1. A centrifuge comprising:

a housing,

drive means mounted in said housing and including a rotatable longitudinal shaft having a central axis,

a rotatable support member mounted on said shaft,

a plurality of cells mounted on said support member at an acute angle to said shaft for centrifugal rotation with said support member about said central axis,

peripheral means secured around each said cell for rotating each of said cells about its own respective axis on said support member, each said cell having a portion adapted for detecting the contents thereof,

an annular axially movable non-rotatable member selectively engageable with said peripheral means around said cells to rotate said plurality of cells simultaneously about their respective axes,

read out means disposed within said housing adjacent the path of said cells for detecting the contents of said cells, and

control means for sequentially positioning said cells adjacent said read out means.

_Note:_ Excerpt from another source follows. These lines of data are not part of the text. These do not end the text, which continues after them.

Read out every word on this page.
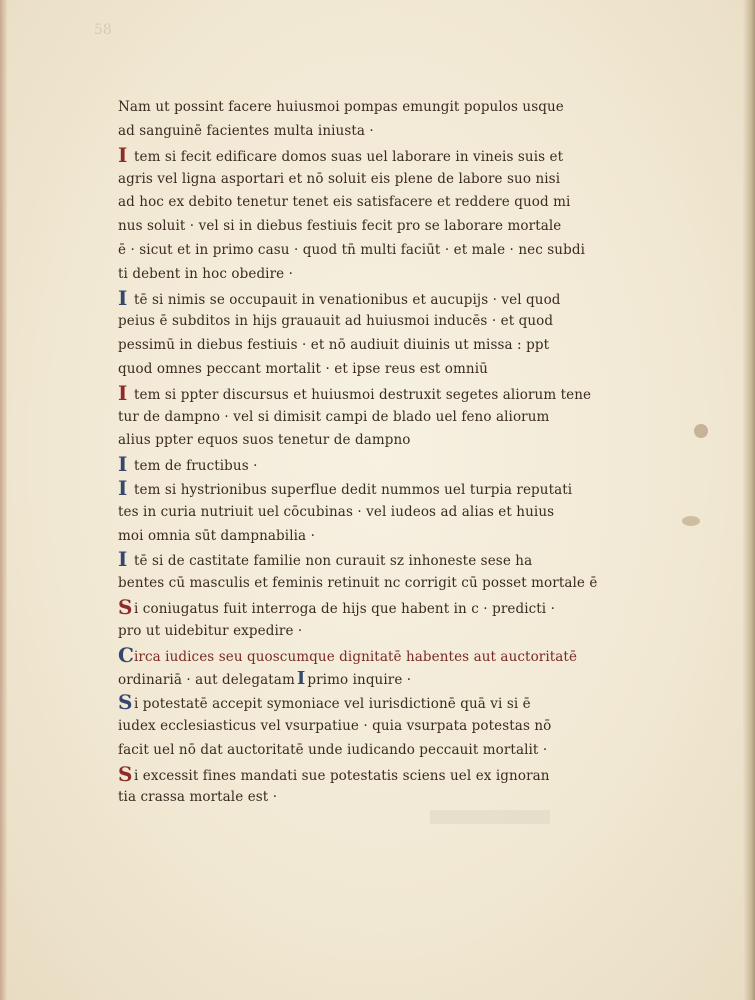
58
Nam ut possint facere huiusmoi pompas emungit populos usque
ad sanguinē facientes multa iniusta ·
I tem si fecit edificare domos suas uel laborare in vineis suis et
agris vel ligna asportari et nō soluit eis plene de labore suo nisi
ad hoc ex debito tenetur tenet eis satisfacere et reddere quod mi
nus soluit · vel si in diebus festiuis fecit pro se laborare mortale
ē · sicut et in primo casu · quod tn̄ multi faciūt · et male · nec subdi
ti debent in hoc obedire ·
I tē si nimis se occupauit in venationibus et aucupijs · vel quod
peius ē subditos in hijs grauauit ad huiusmoi inducēs · et quod
pessimū in diebus festiuis · et nō audiuit diuinis ut missa : ppt
quod omnes peccant mortalit · et ipse reus est omniū
I tem si ppter discursus et huiusmoi destruxit segetes aliorum tene
tur de dampno · vel si dimisit campi de blado uel feno aliorum
alius ppter equos suos tenetur de dampno
I tem de fructibus ·
I tem si hystrionibus superflue dedit nummos uel turpia reputati
tes in curia nutriuit uel cōcubinas · vel iudeos ad alias et huius
moi omnia sūt dampnabilia ·
I tē si de castitate familie non curauit sz inhoneste sese ha
bentes cū masculis et feminis retinuit nc corrigit cū posset mortale ē
Si coniugatus fuit interroga de hijs que habent in c · predicti ·
pro ut uidebitur expedire ·
Circa iudices seu quoscumque dignitatē habentes aut auctoritatē
ordinariā · aut delegatam I primo inquire ·
Si potestatē accepit symoniace vel iurisdictionē quā vi si ē
iudex ecclesiasticus vel vsurpatiue · quia vsurpata potestas nō
facit uel nō dat auctoritatē unde iudicando peccauit mortalit ·
Si excessit fines mandati sue potestatis sciens uel ex ignoran
tia crassa mortale est ·
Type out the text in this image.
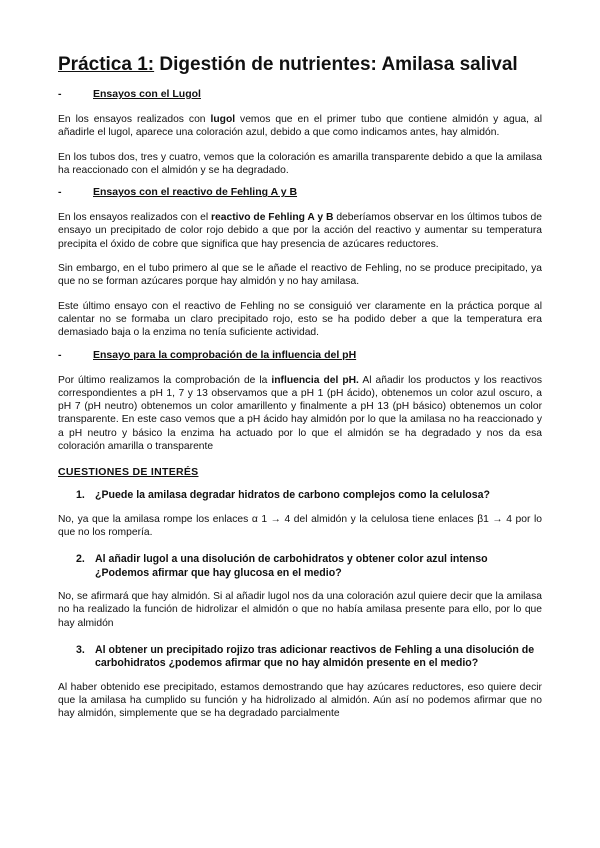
Práctica 1: Digestión de nutrientes: Amilasa salival
-	Ensayos con el Lugol

En los ensayos realizados con lugol vemos que en el primer tubo que contiene almidón y agua, al añadirle el lugol, aparece una coloración azul, debido a que como indicamos antes, hay almidón.

En los tubos dos, tres y cuatro, vemos que la coloración es amarilla transparente debido a que la amilasa ha reaccionado con el almidón y se ha degradado.

-	Ensayos con el reactivo de Fehling A y B

En los ensayos realizados con el reactivo de Fehling A y B deberíamos observar en los últimos tubos de ensayo un precipitado de color rojo debido a que por la acción del reactivo y aumentar su temperatura precipita el óxido de cobre que significa que hay presencia de azúcares reductores.

Sin embargo, en el tubo primero al que se le añade el reactivo de Fehling, no se produce precipitado, ya que no se forman azúcares porque hay almidón y no hay amilasa.

Este último ensayo con el reactivo de Fehling no se consiguió ver claramente en la práctica porque al calentar no se formaba un claro precipitado rojo, esto se ha podido deber a que la temperatura era demasiado baja o la enzima no tenía suficiente actividad.

-	Ensayo para la comprobación de la influencia del pH

Por último realizamos la comprobación de la influencia del pH. Al añadir los productos y los reactivos correspondientes a pH 1, 7 y 13 observamos que a pH 1 (pH ácido), obtenemos un color azul oscuro, a pH 7 (pH neutro) obtenemos un color amarillento y finalmente a pH 13 (pH básico) obtenemos un color transparente. En este caso vemos que a pH ácido hay almidón por lo que la amilasa no ha reaccionado y a pH neutro y básico la enzima ha actuado por lo que el almidón se ha degradado y nos da esa coloración amarilla o transparente

CUESTIONES DE INTERÉS
1. ¿Puede la amilasa degradar hidratos de carbono complejos como la celulosa?

No, ya que la amilasa rompe los enlaces α 1 → 4 del almidón y la celulosa tiene enlaces β1 → 4 por lo que no los rompería.

2. Al añadir lugol a una disolución de carbohidratos y obtener color azul intenso ¿Podemos afirmar que hay glucosa en el medio?

No, se afirmará que hay almidón. Si al añadir lugol nos da una coloración azul quiere decir que la amilasa no ha realizado la función de hidrolizar el almidón o que no había amilasa presente para ello, por lo que hay almidón

3. Al obtener un precipitado rojizo tras adicionar reactivos de Fehling a una disolución de carbohidratos ¿podemos afirmar que no hay almidón presente en el medio?

Al haber obtenido ese precipitado, estamos demostrando que hay azúcares reductores, eso quiere decir que la amilasa ha cumplido su función y ha hidrolizado al almidón. Aún así no podemos afirmar que no hay almidón, simplemente que se ha degradado parcialmente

2. The centrifuge of claim 1 wherein said control means includes brake means for selectively stopping said cells.

3. The centrifuge of claim 2 wherein said control means includes means to selectively move said annular axially movable member into engagement with said cells.

4. The centrifuge of claim 3 wherein said peripheral means and said annular member are gears, and said housing includes a pivotable cover plate, said annular gear member being mounted on the inside of said coverplate, and said control means includes a solenoid mounted on said coverplate to axially move said annular gear member.

5. The centrifuge of claim 3 wherein said read out means includes a light source on one side of said cell and a photocell on the other side within said housing to detect light passing through said cell.

6. The centrifuge of claim 3 wherein said cell portion adapted for detecting said contents is removable.

7. The centrifuge according to claim 3 wherein said cell includes

an envelope;

a filter in said envelope barring the passage of given substances therethrough except under centrifugal force;

and means in said cell for mixing substances therein independently of centrifugal force.

8. The centrifuge according to claim 7 wherein said cell comprises

a plurality of aligned separable connected chambers with a filter in at least one of said chambers.

9. The centrifuge according to claim 8 in which said mixing means includes a magnetic element in each said cell movable about the axis of said cell upon rotation of said cell about its own axis, and a magnet mounted adjacent each said cell.

10. The centrifuge according to claim 8 further including spring biased grinding means responsive to rotation of the cell about its own axis for grinding solid substances.

11. The centrifuge of claim 8 wherein one of said chambers includes a window for insertion of substances there through.